3- Sadece sokağa ve eyleme çıkmakta değil, barikatlarda ölümü göze alıp polisin karşısında tereddütsüzce durmaya kadar gençlik korku duvarlarını yıkmıştır. Gençlik, mücadele potansiyelinin açığa çıktığı yerde militanlığı ile göz doldurdu. Bu süreç, eyleme çıkma ve çatışma konusunda muazzam bir deneyim ve yaratıcılık ortaya çıkarmıştır.

4- Gençlik kaybedecek bir şeyi olmadığını göstermiştir. Evlerinden çıkan, hayatını bu eylemlerle kurgulayan ve geleceğini bu mücadelede gören binlerce genç mücadelenin ateşinde pişmiştir. Çatışmada yaralananlara yardım etmek için final sınavlarına girmeyen birçok tıp öğrencisi, bunun en somut örneğidir. Ki, devletin temel hedeflerinden biri haline gelmiştir.

5- Büyük halk hareketi gençliğin örgütlenme gücünü, etrafını harekete geçirme yeteneğini ve bünyesinde doğal önderler çıkarma potansiyelini göstermiştir. Ortaya konulan sloganlardan eylem biçimlerine “İsyanın sonu, yaratıcılığın sınırı yoktur” sözü gerçeklik kazanmıştır.

6- Harekete geçen gençliğin 12 Eylül sonrası, burjuva gericiliğin kuşatması altında yetiştiği düşünülürse, ortaya koyduğu pratiğin anlamı daha da berraklaşacaktır. Bu gerçeklik, devrimci önderlik iddiasındaki biz genç komünistlere düşen temel bir görevi daha gündeme getirmektedir: Gençlik içerisine devrimci ideolojinin, marksist dünya görüşünün daha etkin bir şekilde taşınması.

7- Gençlik, özellikle Gezi Parkı’nda oluşturulan dayanışma kültürü ve komün tarzı yaşam ile kapitalizmin dayattığı bireyciliğe, özel mülkiyet dünyasına karşı olduğunu, sosyalist kültüre ne kadar yatkın olduğunu göstermiştir. Binlerce gencin, barikat kurarken, çöpleri taşırken, yemekleri dağıtırken, kendisini değil toplamın sorumluluğunu alması görülmeye değerdi. Kolektivizmi ve yoldaşlaşmayı direnişin içerisinde kavrayan, eylemlerde geride kimseyi bırakmayan bir karakter bu mücadele içinde yaratılmıştır.

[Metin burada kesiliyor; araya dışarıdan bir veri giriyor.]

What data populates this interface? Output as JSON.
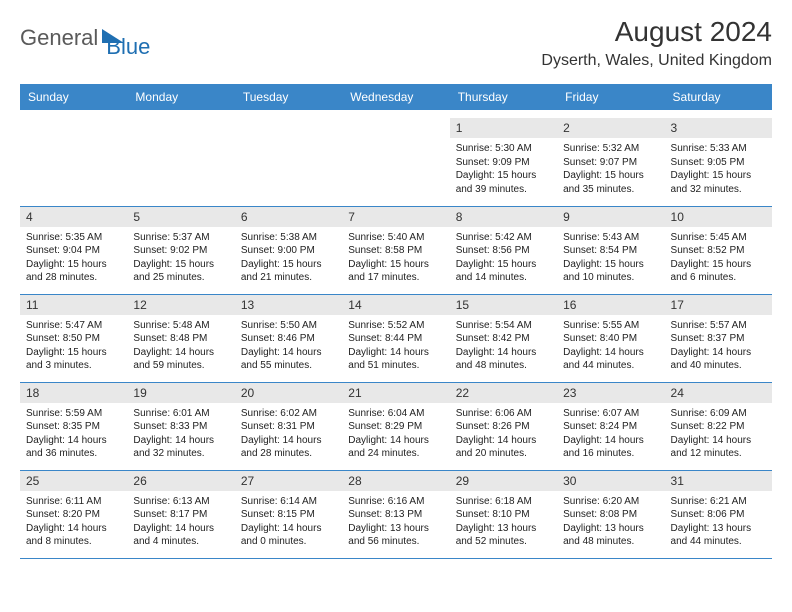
{
  "logo": {
    "text_gray": "General",
    "text_blue": "Blue"
  },
  "title": "August 2024",
  "location": "Dyserth, Wales, United Kingdom",
  "colors": {
    "header_bg": "#3a86c8",
    "daynum_bg": "#e8e8e8",
    "border": "#3a86c8"
  },
  "weekdays": [
    "Sunday",
    "Monday",
    "Tuesday",
    "Wednesday",
    "Thursday",
    "Friday",
    "Saturday"
  ],
  "weeks": [
    [
      null,
      null,
      null,
      null,
      {
        "n": "1",
        "sr": "5:30 AM",
        "ss": "9:09 PM",
        "dl": "15 hours and 39 minutes."
      },
      {
        "n": "2",
        "sr": "5:32 AM",
        "ss": "9:07 PM",
        "dl": "15 hours and 35 minutes."
      },
      {
        "n": "3",
        "sr": "5:33 AM",
        "ss": "9:05 PM",
        "dl": "15 hours and 32 minutes."
      }
    ],
    [
      {
        "n": "4",
        "sr": "5:35 AM",
        "ss": "9:04 PM",
        "dl": "15 hours and 28 minutes."
      },
      {
        "n": "5",
        "sr": "5:37 AM",
        "ss": "9:02 PM",
        "dl": "15 hours and 25 minutes."
      },
      {
        "n": "6",
        "sr": "5:38 AM",
        "ss": "9:00 PM",
        "dl": "15 hours and 21 minutes."
      },
      {
        "n": "7",
        "sr": "5:40 AM",
        "ss": "8:58 PM",
        "dl": "15 hours and 17 minutes."
      },
      {
        "n": "8",
        "sr": "5:42 AM",
        "ss": "8:56 PM",
        "dl": "15 hours and 14 minutes."
      },
      {
        "n": "9",
        "sr": "5:43 AM",
        "ss": "8:54 PM",
        "dl": "15 hours and 10 minutes."
      },
      {
        "n": "10",
        "sr": "5:45 AM",
        "ss": "8:52 PM",
        "dl": "15 hours and 6 minutes."
      }
    ],
    [
      {
        "n": "11",
        "sr": "5:47 AM",
        "ss": "8:50 PM",
        "dl": "15 hours and 3 minutes."
      },
      {
        "n": "12",
        "sr": "5:48 AM",
        "ss": "8:48 PM",
        "dl": "14 hours and 59 minutes."
      },
      {
        "n": "13",
        "sr": "5:50 AM",
        "ss": "8:46 PM",
        "dl": "14 hours and 55 minutes."
      },
      {
        "n": "14",
        "sr": "5:52 AM",
        "ss": "8:44 PM",
        "dl": "14 hours and 51 minutes."
      },
      {
        "n": "15",
        "sr": "5:54 AM",
        "ss": "8:42 PM",
        "dl": "14 hours and 48 minutes."
      },
      {
        "n": "16",
        "sr": "5:55 AM",
        "ss": "8:40 PM",
        "dl": "14 hours and 44 minutes."
      },
      {
        "n": "17",
        "sr": "5:57 AM",
        "ss": "8:37 PM",
        "dl": "14 hours and 40 minutes."
      }
    ],
    [
      {
        "n": "18",
        "sr": "5:59 AM",
        "ss": "8:35 PM",
        "dl": "14 hours and 36 minutes."
      },
      {
        "n": "19",
        "sr": "6:01 AM",
        "ss": "8:33 PM",
        "dl": "14 hours and 32 minutes."
      },
      {
        "n": "20",
        "sr": "6:02 AM",
        "ss": "8:31 PM",
        "dl": "14 hours and 28 minutes."
      },
      {
        "n": "21",
        "sr": "6:04 AM",
        "ss": "8:29 PM",
        "dl": "14 hours and 24 minutes."
      },
      {
        "n": "22",
        "sr": "6:06 AM",
        "ss": "8:26 PM",
        "dl": "14 hours and 20 minutes."
      },
      {
        "n": "23",
        "sr": "6:07 AM",
        "ss": "8:24 PM",
        "dl": "14 hours and 16 minutes."
      },
      {
        "n": "24",
        "sr": "6:09 AM",
        "ss": "8:22 PM",
        "dl": "14 hours and 12 minutes."
      }
    ],
    [
      {
        "n": "25",
        "sr": "6:11 AM",
        "ss": "8:20 PM",
        "dl": "14 hours and 8 minutes."
      },
      {
        "n": "26",
        "sr": "6:13 AM",
        "ss": "8:17 PM",
        "dl": "14 hours and 4 minutes."
      },
      {
        "n": "27",
        "sr": "6:14 AM",
        "ss": "8:15 PM",
        "dl": "14 hours and 0 minutes."
      },
      {
        "n": "28",
        "sr": "6:16 AM",
        "ss": "8:13 PM",
        "dl": "13 hours and 56 minutes."
      },
      {
        "n": "29",
        "sr": "6:18 AM",
        "ss": "8:10 PM",
        "dl": "13 hours and 52 minutes."
      },
      {
        "n": "30",
        "sr": "6:20 AM",
        "ss": "8:08 PM",
        "dl": "13 hours and 48 minutes."
      },
      {
        "n": "31",
        "sr": "6:21 AM",
        "ss": "8:06 PM",
        "dl": "13 hours and 44 minutes."
      }
    ]
  ],
  "labels": {
    "sunrise": "Sunrise:",
    "sunset": "Sunset:",
    "daylight": "Daylight:"
  }
}
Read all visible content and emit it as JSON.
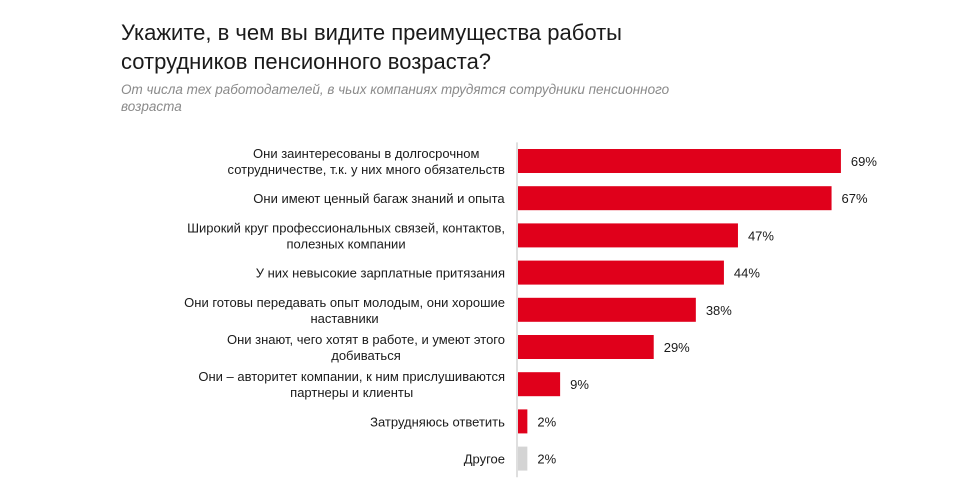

8- Süreç gençliğin sosyalist fikirlere ne kadar açık olduğunu göstermiştir. Hem kullandığı sözlerden, hem kendisini nitelendirmelerinden, hem de yapılan kitle çalışmalarına gösterilen ilgiden bu sonuç açık bir şekilde görüldü. Süreç gençliğin politik algısını geliştirmiş ve açmıştır. Bundan sonra her şey daha farklı olacaktır.

9- Reformizm halen gençlik hareketinin önündeki engellerden biridir. Gençliğin ortaya çıkan mücadele dinamizmi daha ilk günden itibaren reformist akımların ideolojik ve pratik ufkunu aşmıştır. Bu açıdan direniş, reformizmin gençlik kitleleri üzerindeki etkisini kırmak için önemli olanaklar yaratmıştır.

10- Devrimci önderlik boşluğunun doldurulamamış olması tüm süreci yönetmede, devrimci bir tarzda yol yürümede zayıf kalınmasına neden olmuştur. Kitlelerin ve gençliğin enerjisi devrimci önderlikle buluşamamış ve örgütlenememiştir. Elbette bu deneyimden dersler çıkartacağız, kazanımlarımızın yanında kaçırdıklarımızı da büyük bir açıklıkla ortaya koyacağız.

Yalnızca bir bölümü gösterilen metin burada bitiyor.